Başbakan’ın Kastamonu’dan dönen konvoyundaki polis aracına saldırarak bir polisi şehit eden teröristler, dün Ilgaz dağında sıkıştırıldı. Saldırıyı gerçekleştirdiği tahmin edilen biri etkisiz hale getirildi. Güvenlik güçleriyle terörist grup arasında çatışma sürerken, liderler ilden ile seçim meydanlarına koşuyorlardı.
İstanbul, iki gün önce patlayan bombanın etkisini henüz üzerinden atamamışken, İmralı ve Kandil’den seçim sonrasına dönük terör tehditleri gelmeye devam ediyor.
Böyle bir ortam içinde liderlerin birbirlerini, “BDP’ye kim daha yakın” ölçüsüyle eleştirmeleri -seçim kampanyası ortamında bile- abes kaçıyor.
Asıl ölçü
Türkiye çok kanlı bir terör süreci yaşadı hâlâ da yaşıyor. Bu koşullarda siyasi partilere düşen ilk görev, teröre karşı ortak tavır almak olmalıdır.
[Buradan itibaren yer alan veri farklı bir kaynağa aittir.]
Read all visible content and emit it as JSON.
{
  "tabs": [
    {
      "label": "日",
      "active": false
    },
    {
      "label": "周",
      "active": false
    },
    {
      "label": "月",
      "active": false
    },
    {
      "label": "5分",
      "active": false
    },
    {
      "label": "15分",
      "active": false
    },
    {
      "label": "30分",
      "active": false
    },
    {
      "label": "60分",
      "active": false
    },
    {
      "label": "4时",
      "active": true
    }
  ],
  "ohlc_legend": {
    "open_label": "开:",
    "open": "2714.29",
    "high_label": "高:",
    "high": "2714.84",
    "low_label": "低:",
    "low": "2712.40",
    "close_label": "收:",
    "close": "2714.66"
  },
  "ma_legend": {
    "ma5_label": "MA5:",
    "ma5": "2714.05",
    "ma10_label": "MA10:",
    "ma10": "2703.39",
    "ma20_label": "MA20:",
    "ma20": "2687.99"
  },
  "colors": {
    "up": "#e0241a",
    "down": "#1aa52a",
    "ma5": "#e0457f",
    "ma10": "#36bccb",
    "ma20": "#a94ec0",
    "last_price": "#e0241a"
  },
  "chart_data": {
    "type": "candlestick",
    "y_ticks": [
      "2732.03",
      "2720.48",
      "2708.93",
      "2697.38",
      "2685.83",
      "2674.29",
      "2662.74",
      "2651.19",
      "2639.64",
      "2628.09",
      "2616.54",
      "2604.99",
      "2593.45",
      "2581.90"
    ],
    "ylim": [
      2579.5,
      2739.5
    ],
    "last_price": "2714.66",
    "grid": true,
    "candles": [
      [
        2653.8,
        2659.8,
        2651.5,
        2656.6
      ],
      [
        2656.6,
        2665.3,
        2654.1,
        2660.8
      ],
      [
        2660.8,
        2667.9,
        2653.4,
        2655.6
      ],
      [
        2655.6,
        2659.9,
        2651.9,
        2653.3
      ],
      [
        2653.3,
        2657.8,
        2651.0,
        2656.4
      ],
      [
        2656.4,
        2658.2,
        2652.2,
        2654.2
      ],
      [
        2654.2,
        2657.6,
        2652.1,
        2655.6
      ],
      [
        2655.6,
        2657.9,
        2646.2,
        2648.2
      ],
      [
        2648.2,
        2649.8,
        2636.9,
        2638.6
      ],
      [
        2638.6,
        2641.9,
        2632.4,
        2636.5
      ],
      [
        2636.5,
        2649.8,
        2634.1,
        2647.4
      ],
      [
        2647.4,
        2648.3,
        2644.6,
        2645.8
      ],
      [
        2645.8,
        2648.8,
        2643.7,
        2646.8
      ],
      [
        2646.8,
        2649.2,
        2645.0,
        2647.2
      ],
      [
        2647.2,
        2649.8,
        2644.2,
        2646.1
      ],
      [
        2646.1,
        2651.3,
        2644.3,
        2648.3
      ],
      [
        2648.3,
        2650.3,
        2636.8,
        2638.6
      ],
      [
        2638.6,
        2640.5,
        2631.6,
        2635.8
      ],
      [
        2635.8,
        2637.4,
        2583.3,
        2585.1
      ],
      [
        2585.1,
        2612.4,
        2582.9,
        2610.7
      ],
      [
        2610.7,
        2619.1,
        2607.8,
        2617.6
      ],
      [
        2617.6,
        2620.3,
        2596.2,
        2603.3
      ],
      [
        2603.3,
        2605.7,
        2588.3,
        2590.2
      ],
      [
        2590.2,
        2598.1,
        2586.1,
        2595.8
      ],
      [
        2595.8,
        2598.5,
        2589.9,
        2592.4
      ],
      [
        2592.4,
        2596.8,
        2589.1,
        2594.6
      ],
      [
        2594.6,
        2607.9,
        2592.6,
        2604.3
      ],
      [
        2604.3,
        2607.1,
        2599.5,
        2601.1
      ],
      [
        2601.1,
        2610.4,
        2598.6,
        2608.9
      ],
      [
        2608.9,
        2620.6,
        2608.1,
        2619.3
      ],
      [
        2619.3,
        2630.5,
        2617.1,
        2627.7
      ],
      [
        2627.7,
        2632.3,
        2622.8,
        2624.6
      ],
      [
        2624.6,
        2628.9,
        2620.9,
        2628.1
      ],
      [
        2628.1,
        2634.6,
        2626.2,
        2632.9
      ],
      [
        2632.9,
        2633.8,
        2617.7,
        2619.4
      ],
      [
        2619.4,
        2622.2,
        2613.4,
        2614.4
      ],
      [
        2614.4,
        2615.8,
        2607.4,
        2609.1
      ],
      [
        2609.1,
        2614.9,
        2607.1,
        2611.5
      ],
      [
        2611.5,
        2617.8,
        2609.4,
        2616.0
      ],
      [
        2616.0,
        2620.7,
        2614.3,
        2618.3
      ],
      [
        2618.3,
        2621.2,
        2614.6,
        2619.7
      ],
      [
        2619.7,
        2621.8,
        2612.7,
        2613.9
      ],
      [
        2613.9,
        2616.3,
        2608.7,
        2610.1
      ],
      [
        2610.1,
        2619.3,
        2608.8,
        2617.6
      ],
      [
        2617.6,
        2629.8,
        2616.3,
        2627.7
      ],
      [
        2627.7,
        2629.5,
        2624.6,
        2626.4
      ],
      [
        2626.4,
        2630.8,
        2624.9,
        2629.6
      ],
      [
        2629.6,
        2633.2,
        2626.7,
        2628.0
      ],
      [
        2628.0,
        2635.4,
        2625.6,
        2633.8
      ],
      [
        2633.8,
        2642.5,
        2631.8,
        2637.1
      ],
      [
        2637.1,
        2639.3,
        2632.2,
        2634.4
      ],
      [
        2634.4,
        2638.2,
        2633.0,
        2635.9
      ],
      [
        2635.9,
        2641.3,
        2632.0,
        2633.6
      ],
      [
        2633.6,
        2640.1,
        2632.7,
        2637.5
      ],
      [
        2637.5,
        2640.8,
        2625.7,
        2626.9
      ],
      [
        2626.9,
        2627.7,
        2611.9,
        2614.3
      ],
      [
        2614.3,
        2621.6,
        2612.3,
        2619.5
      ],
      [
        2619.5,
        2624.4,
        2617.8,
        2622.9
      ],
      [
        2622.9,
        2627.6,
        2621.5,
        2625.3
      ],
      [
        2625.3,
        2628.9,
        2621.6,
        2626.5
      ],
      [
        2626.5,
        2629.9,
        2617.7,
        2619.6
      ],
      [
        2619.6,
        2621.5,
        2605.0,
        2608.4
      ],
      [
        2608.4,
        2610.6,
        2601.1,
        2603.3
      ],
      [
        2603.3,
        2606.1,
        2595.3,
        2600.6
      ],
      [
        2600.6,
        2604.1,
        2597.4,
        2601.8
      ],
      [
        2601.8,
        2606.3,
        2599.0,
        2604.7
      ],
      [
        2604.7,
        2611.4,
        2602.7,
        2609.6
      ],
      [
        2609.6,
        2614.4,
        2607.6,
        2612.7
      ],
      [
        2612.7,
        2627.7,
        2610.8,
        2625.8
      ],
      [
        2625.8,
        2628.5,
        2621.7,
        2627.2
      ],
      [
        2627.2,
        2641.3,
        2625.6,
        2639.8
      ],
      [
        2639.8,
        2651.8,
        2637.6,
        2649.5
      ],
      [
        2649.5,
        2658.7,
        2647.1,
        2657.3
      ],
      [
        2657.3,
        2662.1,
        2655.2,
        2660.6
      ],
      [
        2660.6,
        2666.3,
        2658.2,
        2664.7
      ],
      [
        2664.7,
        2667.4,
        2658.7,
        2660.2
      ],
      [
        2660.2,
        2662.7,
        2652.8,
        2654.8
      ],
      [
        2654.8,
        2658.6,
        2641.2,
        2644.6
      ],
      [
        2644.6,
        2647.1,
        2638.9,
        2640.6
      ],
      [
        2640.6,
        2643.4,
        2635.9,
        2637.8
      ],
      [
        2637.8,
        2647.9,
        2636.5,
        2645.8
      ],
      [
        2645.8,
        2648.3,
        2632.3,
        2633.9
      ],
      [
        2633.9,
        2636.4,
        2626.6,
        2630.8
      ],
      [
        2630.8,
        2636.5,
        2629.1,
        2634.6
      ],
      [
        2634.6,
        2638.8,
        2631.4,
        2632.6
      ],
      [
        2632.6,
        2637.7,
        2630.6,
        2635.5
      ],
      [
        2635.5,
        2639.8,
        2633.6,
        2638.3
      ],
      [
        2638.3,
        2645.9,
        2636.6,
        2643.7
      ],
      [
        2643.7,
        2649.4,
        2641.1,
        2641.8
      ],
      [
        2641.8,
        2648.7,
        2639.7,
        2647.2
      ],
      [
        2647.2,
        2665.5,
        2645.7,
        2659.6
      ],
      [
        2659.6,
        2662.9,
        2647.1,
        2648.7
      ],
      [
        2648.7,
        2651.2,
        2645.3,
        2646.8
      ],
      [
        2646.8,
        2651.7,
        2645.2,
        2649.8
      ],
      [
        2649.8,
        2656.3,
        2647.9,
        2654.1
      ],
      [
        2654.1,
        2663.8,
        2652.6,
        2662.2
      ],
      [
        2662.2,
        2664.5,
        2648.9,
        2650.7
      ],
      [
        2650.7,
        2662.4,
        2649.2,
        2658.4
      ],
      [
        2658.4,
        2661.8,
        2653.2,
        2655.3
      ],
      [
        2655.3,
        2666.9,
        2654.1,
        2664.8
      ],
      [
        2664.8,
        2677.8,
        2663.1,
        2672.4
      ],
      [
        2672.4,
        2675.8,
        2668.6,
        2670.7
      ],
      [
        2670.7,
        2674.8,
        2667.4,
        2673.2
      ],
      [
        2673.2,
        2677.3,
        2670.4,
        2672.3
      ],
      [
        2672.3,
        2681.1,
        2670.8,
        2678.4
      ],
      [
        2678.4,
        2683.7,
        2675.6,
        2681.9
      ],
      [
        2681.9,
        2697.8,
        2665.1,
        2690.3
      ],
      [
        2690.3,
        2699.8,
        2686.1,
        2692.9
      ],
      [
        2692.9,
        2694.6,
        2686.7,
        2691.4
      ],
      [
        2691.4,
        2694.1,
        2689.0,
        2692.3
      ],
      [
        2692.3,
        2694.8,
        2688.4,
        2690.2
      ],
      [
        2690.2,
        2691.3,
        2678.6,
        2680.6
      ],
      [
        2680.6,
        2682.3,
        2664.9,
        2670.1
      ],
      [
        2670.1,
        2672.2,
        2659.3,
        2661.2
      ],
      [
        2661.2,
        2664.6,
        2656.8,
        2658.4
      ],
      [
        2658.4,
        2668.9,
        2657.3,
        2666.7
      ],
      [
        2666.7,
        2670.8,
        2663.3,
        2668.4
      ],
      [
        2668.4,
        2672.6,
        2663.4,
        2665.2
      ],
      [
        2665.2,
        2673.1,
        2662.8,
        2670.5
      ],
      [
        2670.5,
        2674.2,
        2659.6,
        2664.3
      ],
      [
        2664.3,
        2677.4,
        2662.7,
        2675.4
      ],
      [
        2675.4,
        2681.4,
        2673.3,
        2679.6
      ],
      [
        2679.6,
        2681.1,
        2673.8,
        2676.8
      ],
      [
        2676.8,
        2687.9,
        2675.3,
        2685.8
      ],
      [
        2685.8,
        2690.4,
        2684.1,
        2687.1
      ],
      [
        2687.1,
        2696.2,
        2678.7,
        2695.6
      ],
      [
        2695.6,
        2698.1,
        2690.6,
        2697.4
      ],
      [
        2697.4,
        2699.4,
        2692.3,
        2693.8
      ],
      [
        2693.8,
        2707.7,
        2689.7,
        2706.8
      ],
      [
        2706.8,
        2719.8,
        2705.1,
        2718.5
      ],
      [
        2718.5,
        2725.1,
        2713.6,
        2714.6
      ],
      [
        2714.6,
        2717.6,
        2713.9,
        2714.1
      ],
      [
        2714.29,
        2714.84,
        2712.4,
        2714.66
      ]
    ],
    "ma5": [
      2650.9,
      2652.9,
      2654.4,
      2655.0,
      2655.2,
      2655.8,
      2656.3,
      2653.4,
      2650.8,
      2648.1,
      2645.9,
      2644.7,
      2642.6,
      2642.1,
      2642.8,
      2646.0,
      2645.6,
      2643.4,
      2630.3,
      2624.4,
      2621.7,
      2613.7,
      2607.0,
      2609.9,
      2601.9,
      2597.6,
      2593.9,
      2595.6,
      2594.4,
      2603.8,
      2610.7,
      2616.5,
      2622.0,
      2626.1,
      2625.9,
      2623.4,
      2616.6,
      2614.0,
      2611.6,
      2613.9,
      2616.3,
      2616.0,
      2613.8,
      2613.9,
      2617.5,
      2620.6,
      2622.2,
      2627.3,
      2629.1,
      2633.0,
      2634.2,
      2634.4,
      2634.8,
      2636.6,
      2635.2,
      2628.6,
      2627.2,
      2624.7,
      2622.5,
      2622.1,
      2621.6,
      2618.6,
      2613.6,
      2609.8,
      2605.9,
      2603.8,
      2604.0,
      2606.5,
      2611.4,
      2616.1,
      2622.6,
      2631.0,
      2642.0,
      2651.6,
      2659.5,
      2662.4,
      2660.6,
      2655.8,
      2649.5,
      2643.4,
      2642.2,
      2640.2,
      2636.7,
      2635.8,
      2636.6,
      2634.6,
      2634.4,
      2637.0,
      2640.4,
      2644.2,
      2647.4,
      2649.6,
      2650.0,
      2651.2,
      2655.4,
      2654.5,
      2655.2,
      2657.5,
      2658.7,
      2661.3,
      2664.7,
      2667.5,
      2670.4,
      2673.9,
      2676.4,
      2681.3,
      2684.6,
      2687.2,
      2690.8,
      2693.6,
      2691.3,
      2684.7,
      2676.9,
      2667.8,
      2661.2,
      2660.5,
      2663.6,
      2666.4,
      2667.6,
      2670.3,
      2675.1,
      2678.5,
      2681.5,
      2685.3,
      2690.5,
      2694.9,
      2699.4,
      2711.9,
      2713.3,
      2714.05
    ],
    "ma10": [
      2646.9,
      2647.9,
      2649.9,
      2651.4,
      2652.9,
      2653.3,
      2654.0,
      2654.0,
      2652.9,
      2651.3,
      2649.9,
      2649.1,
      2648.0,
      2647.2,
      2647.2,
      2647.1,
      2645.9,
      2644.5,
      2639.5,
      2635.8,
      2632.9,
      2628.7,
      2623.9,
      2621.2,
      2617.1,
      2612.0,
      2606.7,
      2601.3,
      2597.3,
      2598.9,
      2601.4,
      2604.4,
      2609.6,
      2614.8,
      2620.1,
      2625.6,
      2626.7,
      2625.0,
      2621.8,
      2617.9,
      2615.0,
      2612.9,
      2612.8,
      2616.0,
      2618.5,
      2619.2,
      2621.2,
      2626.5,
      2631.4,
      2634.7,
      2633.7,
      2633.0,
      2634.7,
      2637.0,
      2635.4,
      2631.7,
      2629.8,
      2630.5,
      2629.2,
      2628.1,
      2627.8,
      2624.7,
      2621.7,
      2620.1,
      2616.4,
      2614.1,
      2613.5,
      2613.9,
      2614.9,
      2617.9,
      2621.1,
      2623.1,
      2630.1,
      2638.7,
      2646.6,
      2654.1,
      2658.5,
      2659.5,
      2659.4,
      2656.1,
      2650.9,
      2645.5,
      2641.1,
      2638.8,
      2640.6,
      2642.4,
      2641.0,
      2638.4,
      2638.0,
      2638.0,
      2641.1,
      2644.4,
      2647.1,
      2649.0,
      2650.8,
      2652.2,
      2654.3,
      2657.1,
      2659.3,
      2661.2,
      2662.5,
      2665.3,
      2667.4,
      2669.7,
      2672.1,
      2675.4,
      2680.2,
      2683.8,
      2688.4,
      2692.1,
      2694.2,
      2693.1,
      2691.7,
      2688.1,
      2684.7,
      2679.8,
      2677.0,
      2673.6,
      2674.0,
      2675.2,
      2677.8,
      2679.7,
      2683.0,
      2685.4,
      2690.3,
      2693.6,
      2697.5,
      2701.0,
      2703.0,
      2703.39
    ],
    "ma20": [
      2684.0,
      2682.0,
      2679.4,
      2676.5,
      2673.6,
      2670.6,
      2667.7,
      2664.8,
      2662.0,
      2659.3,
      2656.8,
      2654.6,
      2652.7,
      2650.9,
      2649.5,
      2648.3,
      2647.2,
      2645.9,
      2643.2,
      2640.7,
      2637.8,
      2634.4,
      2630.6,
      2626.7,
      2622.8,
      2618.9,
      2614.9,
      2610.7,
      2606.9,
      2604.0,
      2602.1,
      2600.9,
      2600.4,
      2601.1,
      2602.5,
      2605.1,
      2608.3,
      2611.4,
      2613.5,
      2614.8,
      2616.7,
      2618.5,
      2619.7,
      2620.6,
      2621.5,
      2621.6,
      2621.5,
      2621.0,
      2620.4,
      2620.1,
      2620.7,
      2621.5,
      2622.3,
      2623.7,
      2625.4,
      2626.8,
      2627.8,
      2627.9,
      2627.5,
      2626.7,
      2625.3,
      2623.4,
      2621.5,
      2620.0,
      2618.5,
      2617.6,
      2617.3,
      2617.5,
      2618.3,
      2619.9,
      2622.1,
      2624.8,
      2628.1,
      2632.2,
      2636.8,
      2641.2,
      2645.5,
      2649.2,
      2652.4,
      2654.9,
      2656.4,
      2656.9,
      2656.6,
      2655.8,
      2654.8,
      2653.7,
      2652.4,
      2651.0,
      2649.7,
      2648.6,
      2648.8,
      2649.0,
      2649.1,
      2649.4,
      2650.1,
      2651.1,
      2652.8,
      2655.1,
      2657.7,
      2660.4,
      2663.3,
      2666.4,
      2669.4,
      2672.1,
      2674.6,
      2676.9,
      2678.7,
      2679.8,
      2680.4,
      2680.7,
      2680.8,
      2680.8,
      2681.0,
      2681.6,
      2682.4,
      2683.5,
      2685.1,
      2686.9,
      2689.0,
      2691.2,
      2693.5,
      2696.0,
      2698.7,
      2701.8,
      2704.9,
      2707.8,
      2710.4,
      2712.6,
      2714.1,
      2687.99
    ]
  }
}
Terör örgütüne yakın siyasi parti veya kuruluşlara yakınlık-uzaklık tartışması bir yana, doğrudan teröre karşı ortak tavır geliştirmek asıl ölçü olmalıdır.
Seçimden sonra
Türkiye, seçimden sonra çok daha büyük terör eylemleri, savaş ortamı, kıyametin kopacağı bir kargaşayla tehdit ediliyor. Seçim atmosferi içinde liderler bu konu üzerinde fazla durmadılar.
Oysa bu tehdide karşı ortak ses vermeleri gerekirdi. İmralı’dan ve Kandil’den gelen tehditlerden çok, “kepenk” tartışması öne çıktı. Sorun kepenklerin açık veya kapalı durumda olmalarından çok, açıp-kapattıran nedenler ve güçler önemli. Terörün ve terör örgütünün etkinliği nerelerden besleniyor? Liderlerin asıl kafa yormaları gereken soru budur.
Sadece seçim ve oy kaygısıyla olaya yaklaşmak, bu nedenleri ve kaynakları ortadan kaldıracak bir etki yaratmayacaktır.
Türkiye, Ilgaz’da çatışma sürerken, İstanbul’da bomba patlarken ve terör tehditleri savrulurken seçime gidiyor. Terör, seçimin tam ortasında.
BDP de karşı çıkmalı
Meclis’e girebilmek için bağımsız adaylarla seçime asılan BDP de terörü kınayabilmeli; terör örgütüyle arasına ciddi bir mesafe koyabilmeli. BDP ve selefi partiler bunu yapamadılar, yapabilecek güce hiçbir zaman ulaşamadılar.
Demokratik alan genişlemeli
CHP’nin Güneydoğu’yla siyasi bağ kurabilmesi önemli bir gelişme sayılmalı. Tüm partilerin Güneydoğu’da siyasi bağı ve alanı olmalı ki, demokratik sistem, terör karşısında etkisini ve gücünü artırabilsin.
Terör kaynaklarını kurutmak konusunda her parti iddialı konuşuyor. Ancak sorun bir partinin tek başına çözeceği nitelikte bir sorun değildir. Sorunun, mümkün olan en geniş tabanlı toplumsal ve siyasal uzlaşmayla çözülmesi gerekiyor.
Bu zeminin oluşmasının ilk koşulu ise bütün siyasi partilerin teröre ve terör örgütüne karşı ortak tutum almalarıdır.
Sorunun bir seçimlik, bir meydanlık sorun olmadığı çok kez görüldü. Bu seçimden sonra da görülecektir.
Partiler dağa çıkışların nedenleri üzerinde ciddiyetle durmalı; bu nedenleri ortadan kaldıracak, siyasal desteği yüksek ortak politikalar geliştirebilmelidir.
Terörle mücadelede ortak akıla ulaşmak gerekirken; terör örgütüne yaslanarak veya terör örgütü üzerinden birbirini suçlayarak politika yapmak Türkiye’ye bir fayda sağlamaz.